Fortunately, Switzerland is one of the more stable places to weather climate changes of all forms. Since 2012, Pia's gallery has been located in Zürich's Löwenbräukunst building, a space that also houses Kunsthalle Zürich, Migros Museum für Gegenwartskunst, and Hauser & Wirth, and a handful of other galleries and culture-sector outlets. When I spoke with Pia this winter, Virginia Overton had filled the gallery's industrial space with red and black aluminum wall sculptures, works that the American artist had fashioned from industrial signage removed from large corporate buildings and banks. The show prior was by Eliza Douglas and Puppies Puppies (Jade Kuriki Olivo) which—taking up notions of dysphoria and social collapse—included shelving stocked with prepper supplies; Puppies, in death-mask makeup, laying in a coffin; and Douglas, dressed as a zombie, on the ground watching The Walking Dead on a large flat-screen TV.
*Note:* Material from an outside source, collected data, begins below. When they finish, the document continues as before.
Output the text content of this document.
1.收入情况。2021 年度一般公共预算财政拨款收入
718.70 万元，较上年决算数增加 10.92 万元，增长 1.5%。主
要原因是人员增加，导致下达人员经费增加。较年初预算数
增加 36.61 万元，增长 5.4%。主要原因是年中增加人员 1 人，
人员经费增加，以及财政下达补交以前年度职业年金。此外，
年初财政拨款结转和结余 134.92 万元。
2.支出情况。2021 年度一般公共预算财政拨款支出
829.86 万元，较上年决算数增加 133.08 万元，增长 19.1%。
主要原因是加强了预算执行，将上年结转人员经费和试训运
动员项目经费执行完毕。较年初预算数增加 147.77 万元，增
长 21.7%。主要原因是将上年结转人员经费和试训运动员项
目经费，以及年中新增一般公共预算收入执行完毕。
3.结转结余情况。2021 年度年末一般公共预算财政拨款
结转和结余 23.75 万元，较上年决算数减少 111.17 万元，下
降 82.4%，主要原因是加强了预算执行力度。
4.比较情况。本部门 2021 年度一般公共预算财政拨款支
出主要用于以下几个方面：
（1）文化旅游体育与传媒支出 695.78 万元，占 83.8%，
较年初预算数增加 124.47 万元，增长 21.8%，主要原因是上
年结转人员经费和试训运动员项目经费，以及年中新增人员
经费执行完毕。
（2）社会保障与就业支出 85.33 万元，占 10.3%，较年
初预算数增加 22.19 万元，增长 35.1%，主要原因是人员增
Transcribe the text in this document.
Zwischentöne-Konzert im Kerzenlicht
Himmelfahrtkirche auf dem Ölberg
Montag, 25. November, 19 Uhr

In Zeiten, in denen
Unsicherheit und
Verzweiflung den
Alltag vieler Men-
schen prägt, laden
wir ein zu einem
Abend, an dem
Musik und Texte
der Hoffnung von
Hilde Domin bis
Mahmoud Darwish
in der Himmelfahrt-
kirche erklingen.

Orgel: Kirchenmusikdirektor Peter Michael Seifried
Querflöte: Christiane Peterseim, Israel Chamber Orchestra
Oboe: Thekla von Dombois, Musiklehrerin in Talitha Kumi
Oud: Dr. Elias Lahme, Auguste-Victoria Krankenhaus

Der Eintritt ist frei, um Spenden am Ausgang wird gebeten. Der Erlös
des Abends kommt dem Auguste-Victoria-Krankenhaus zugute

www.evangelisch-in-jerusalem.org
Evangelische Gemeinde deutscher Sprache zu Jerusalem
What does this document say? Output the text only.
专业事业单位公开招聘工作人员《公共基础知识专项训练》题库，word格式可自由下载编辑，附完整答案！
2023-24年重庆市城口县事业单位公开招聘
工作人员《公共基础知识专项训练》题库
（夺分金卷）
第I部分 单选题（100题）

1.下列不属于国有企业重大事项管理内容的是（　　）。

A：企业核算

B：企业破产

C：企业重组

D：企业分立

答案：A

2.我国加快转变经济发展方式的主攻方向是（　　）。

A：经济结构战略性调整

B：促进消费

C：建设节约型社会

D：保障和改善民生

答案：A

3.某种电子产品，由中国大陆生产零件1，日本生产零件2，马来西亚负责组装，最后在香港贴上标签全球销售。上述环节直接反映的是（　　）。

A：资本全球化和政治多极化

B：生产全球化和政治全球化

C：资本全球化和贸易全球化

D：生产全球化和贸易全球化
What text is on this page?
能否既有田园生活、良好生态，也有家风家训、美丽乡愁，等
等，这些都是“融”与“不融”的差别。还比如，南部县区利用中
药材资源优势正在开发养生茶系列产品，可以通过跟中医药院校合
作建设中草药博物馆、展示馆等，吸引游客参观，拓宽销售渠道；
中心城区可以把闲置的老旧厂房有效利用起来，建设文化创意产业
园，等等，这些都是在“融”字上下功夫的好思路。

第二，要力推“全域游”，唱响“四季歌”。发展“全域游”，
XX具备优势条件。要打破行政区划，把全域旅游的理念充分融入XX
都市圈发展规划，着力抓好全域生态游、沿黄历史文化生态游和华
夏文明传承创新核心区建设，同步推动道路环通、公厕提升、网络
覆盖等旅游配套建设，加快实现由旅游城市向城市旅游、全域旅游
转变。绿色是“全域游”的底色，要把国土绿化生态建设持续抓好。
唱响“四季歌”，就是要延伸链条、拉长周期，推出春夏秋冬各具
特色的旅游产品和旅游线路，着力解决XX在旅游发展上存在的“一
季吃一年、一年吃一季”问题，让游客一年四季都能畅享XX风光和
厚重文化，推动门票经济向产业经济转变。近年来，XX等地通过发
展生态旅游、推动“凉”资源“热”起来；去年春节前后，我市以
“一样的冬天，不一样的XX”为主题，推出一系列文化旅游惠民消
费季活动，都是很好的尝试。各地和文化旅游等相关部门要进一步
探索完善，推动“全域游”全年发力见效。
Statements like these— artist-driven, complex, yet still coherent— have characterized Pia's programming from the start. With this year marking the gallery's 30th anniversary, Pia will celebrate with a group show initiated by Eva Svennung, whose own work as a curator and co-founder of MAY magazine has often intersected the artists Pia shows, from Jay Chung & Q Takeki Maeda to Strau to Guyton. The exhibition's logic? Focused more around the talents of her artistic community than anything specifically theme-based or market-oriented. One gets the sense that just as Galerie Francesca Pia came into being through Pia's community desiring it to exist, that it is through such strongly human networks that it will continue to evolve. "Over the years, I've gone through so many crises," she remarks. But as artists, "we have to continue what we're doing. We'll always find new ideas."